POR ALEXANDRE PONTIERI
“A prisão perverte, corrompe, deforma, avilta, embrutece. É uma fábrica de reincidência, é uma universidade às avessas, onde se diploma o professional do crime”. Lins e Silva, Evandro. O Salão dos Passos Perdidos. Rio de Janeiro. Editora Nova Fronteira. 1998
O sistema progressivo das penas sempre mereceu atenção especial, principalmente com a evolução do pensamento da intervenção mínima do Direito Penal. Com o surgimento da Lei 8.072/90, denominada Lei dos Crimes Hediondos, viu-se surgir uma verdadeira distorção das finalidades das penas, qual seja, a ressocialização do infrator penal.
A Exposição de Motivos da Nova Parte Geral do Código Penal, no tópico que disciplina a “Aplicação da Pena” assim dispõe: “Sob a mesma fundamentação do Código vigente o Projeto busca assegurar a individualização da pena sob critérios mais abrangentes e precisos. Transcende-se assim, o sentido individualizador do Código vigente, restrito à fixação da quantidade da pena, dentro de limites estabelecidos para oferecer ao arbitrium iudices variada gama de opções, que em determinadas circunstâncias pode envolver o tipo da sanção a ser aplicada”.
E, continua a mesma Exposição de Motivos: “As penas devem ser limitadas para alimentarem no condenado a esperança da liberdade e a aceitação da disciplina, pressupostos essenciais da eficácia do tratamento penal. Restringiu-se, pois, no artigo 75, a duração das penas privativas da liberdade a 30 (trinta) anos, criando-se, porém, mecanismo desestimulador do crime, uma vez alcançado este limite. Caso contrário, o condenado à pena máxima pode ser induzido a outras infrações, no presídio, pela consciência da impunidade, como atualmente ocorre. Daí a regra de interpretação contida no artigo 75, § 2º: “Sobrevindo condenação por fato posterior ao início do cumprimento da pena, far-se-á nova unificação, computando-se, para esse fim, o tempo restante da pena anteriormente estabelecida”.
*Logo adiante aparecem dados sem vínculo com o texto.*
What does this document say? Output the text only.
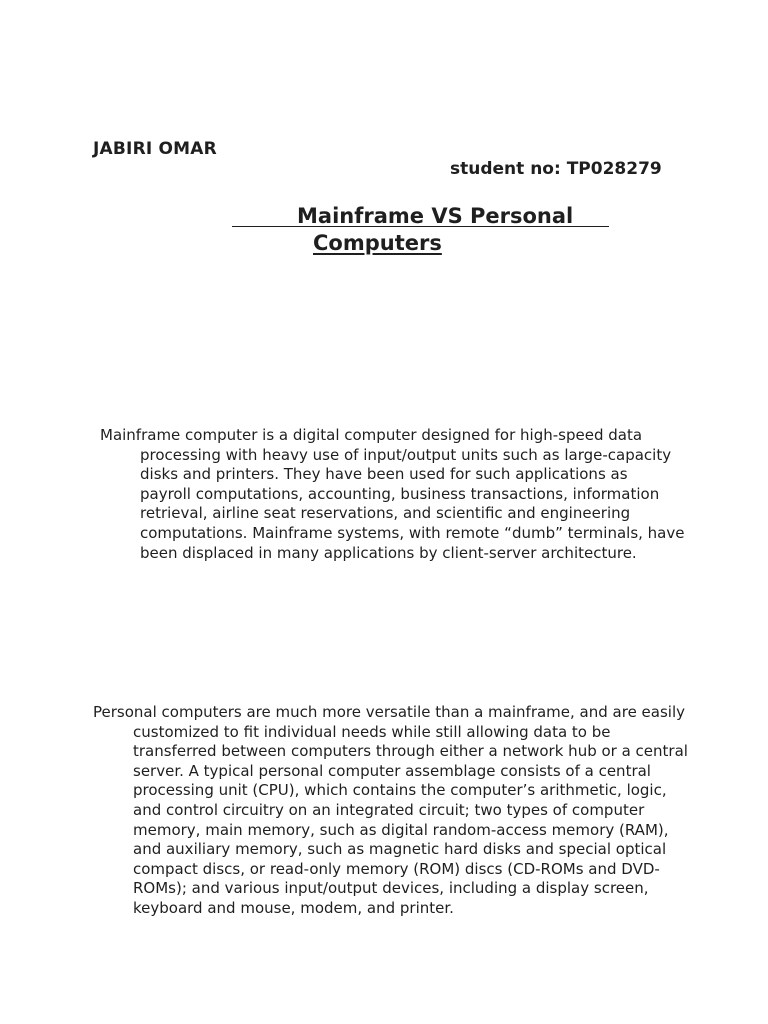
JABIRI OMAR

student no: TP028279

Mainframe VS Personal
Computers

Mainframe computer is a digital computer designed for high-speed data processing with heavy use of input/output units such as large-capacity disks and printers. They have been used for such applications as    payroll computations, accounting, business transactions, information retrieval, airline seat reservations, and scientific and engineering computations. Mainframe systems, with remote “dumb” terminals, have been displaced in many applications by client-server architecture.

Personal computers are much more versatile than a mainframe, and are easily customized to fit individual needs while still allowing data to be transferred between computers through either a network hub or a central server. A typical personal computer assemblage consists of a central processing unit (CPU), which contains the computer’s arithmetic, logic, and control circuitry on an integrated circuit; two types of computer memory, main memory, such as digital random-access memory (RAM), and auxiliary memory, such as magnetic hard disks and special optical compact discs, or read-only memory (ROM) discs (CD-ROMs and DVD-ROMs); and various input/output devices, including a display screen, keyboard and mouse, modem, and printer.
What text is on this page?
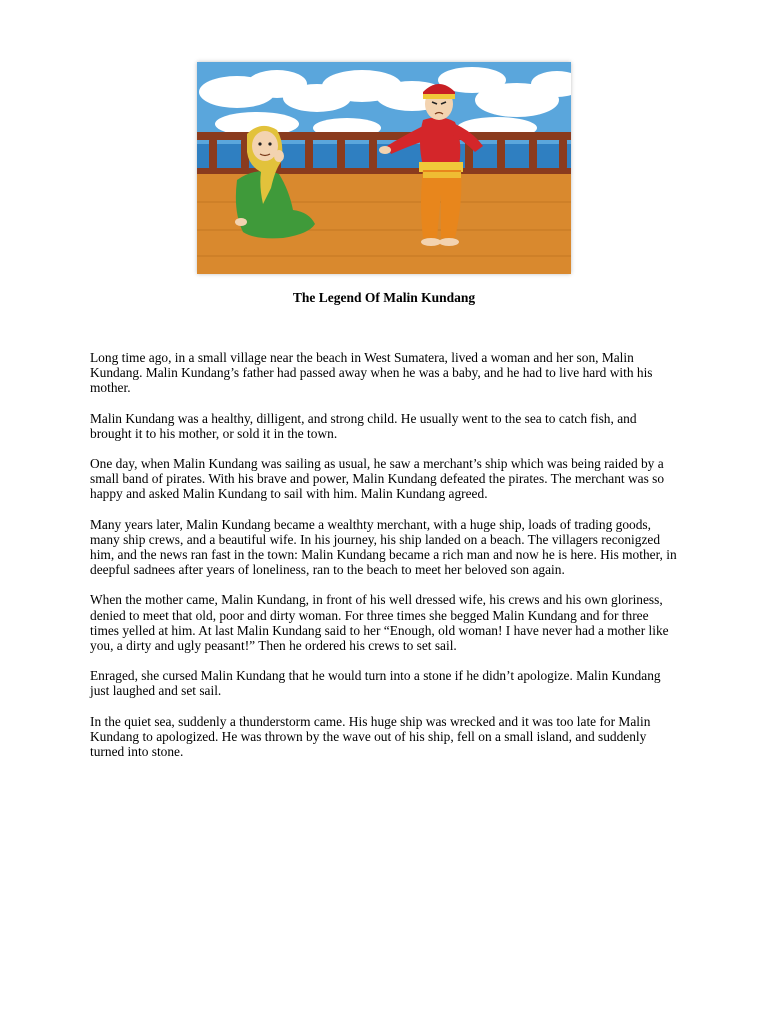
The Legend Of Malin Kundang

Long time ago, in a small village near the beach in West Sumatera, lived a woman and her son, Malin Kundang. Malin Kundang’s father had passed away when he was a baby, and he had to live hard with his mother.

Malin Kundang was a healthy, dilligent, and strong child. He usually went to the sea to catch fish, and brought it to his mother, or sold it in the town.

One day, when Malin Kundang was sailing as usual, he saw a merchant’s ship which was being raided by a small band of pirates. With his brave and power, Malin Kundang defeated the pirates. The merchant was so happy and asked Malin Kundang to sail with him. Malin Kundang agreed.

Many years later, Malin Kundang became a wealthty merchant, with a huge ship, loads of trading goods, many ship crews, and a beautiful wife. In his journey, his ship landed on a beach. The villagers reconigzed him, and the news ran fast in the town: Malin Kundang became a rich man and now he is here. His mother, in deepful sadnees after years of loneliness, ran to the beach to meet her beloved son again.

When the mother came, Malin Kundang, in front of his well dressed wife, his crews and his own gloriness, denied to meet that old, poor and dirty woman. For three times she begged Malin Kundang and for three times yelled at him. At last Malin Kundang said to her “Enough, old woman! I have never had a mother like you, a dirty and ugly peasant!” Then he ordered his crews to set sail.

Enraged, she cursed Malin Kundang that he would turn into a stone if he didn’t apologize. Malin Kundang just laughed and set sail.

In the quiet sea, suddenly a thunderstorm came. His huge ship was wrecked and it was too late for Malin Kundang to apologized. He was thrown by the wave out of his ship, fell on a small island, and suddenly turned into stone.
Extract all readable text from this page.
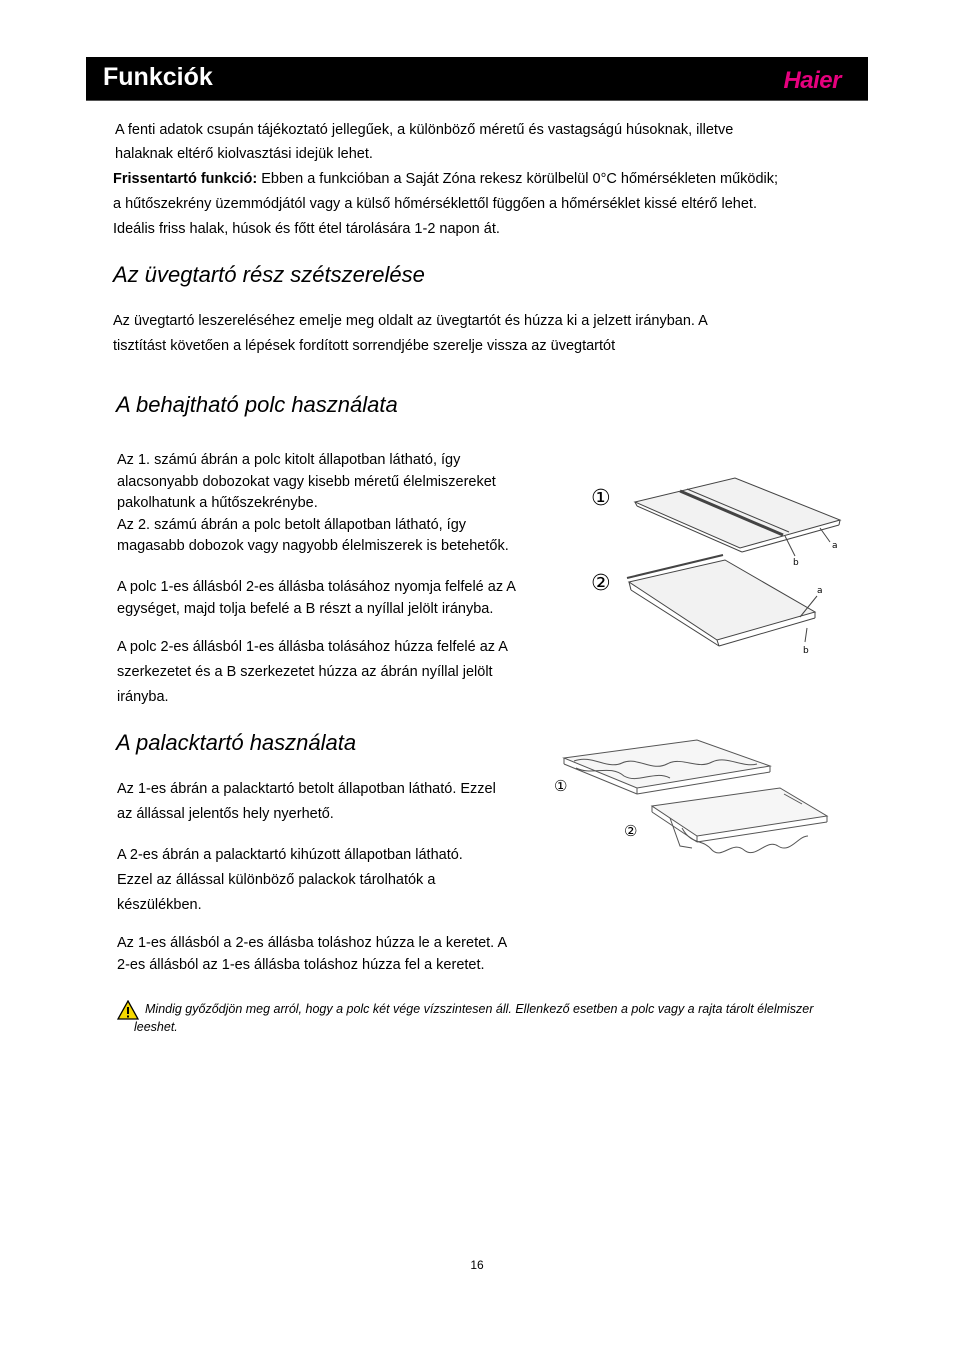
Funkciók	Haier

A fenti adatok csupán tájékoztató jellegűek, a különböző méretű és vastagságú húsoknak, illetve

halaknak eltérő kiolvasztási idejük lehet.

Frissentartó funkció: Ebben a funkcióban a Saját Zóna rekesz körülbelül 0°C hőmérsékleten működik;

a hűtőszekrény üzemmódjától vagy a külső hőmérséklettől függően a hőmérséklet kissé eltérő lehet.

Ideális friss halak, húsok és főtt étel tárolására 1-2 napon át.

Az üvegtartó rész szétszerelése

Az üvegtartó leszereléséhez emelje meg oldalt az üvegtartót és húzza ki a jelzett irányban. A

tisztítást követően a lépések fordított sorrendjébe szerelje vissza az üvegtartót

A behajtható polc használata

Az 1. számú ábrán a polc kitolt állapotban látható, így

alacsonyabb dobozokat vagy kisebb méretű élelmiszereket

pakolhatunk a hűtőszekrénybe.

Az 2. számú ábrán a polc betolt állapotban látható, így

magasabb dobozok vagy nagyobb élelmiszerek is betehetők.

A polc 1-es állásból 2-es állásba tolásához nyomja felfelé az A

egységet, majd tolja befelé a B részt a nyíllal jelölt irányba.

A polc 2-es állásból 1-es állásba tolásához húzza felfelé az A

szerkezetet és a B szerkezetet húzza az ábrán nyíllal jelölt

irányba.

①
b
a
②	a
b
A palacktartó használata

Az 1-es ábrán a palacktartó betolt állapotban látható. Ezzel

az állással jelentős hely nyerhető.

A 2-es ábrán a palacktartó kihúzott állapotban látható.

Ezzel az állással különböző palackok tárolhatók a

készülékben.

Az 1-es állásból a 2-es állásba toláshoz húzza le a keretet. A

2-es állásból az 1-es állásba toláshoz húzza fel a keretet.

①
②
Mindig győződjön meg arról, hogy a polc két vége vízszintesen áll. Ellenkező esetben a polc vagy a rajta tárolt élelmiszer
leeshet.
16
A Constituição Federal em seu artigo 5º, XLI, assim dispõe: A lei regulará a individualização da pena e adotará, entre outras, as seguintes:
a) privação ou restrição da liberdade;
b) perda de bens;
c) multa;
d) prestação social alternativa;
e) suspensão ou interdição de direitos;
Temos que, a individualização da pena é um princípio da humanidade da pena e da dignidade da pessoa humana. Assim, a individualização da pena é um princípio constitucional que está sendo desrespeitado em face de uma lei ordinária, a denominada lei dos crimes hediondos. Nas palavras de Montesquieu, “nem o Estado, nem sua Soberania são um fim em si mesmos; mas, estão a serviço do homem, e são limitados pelos direitos humanos”.
A determinação do cumprimento da pena em regime prisional fechado, sem possibilidade de progressão para o mais benéfico representa um atentado ao Princípio da Individualização da Pena, redundando em tratamento que não atende à finalidade essencial da sanção criminal, que é a obtenção da ressocialização do condenado, ou, pode ser considerado um posicionamento correto, dentro das normas constitucionais?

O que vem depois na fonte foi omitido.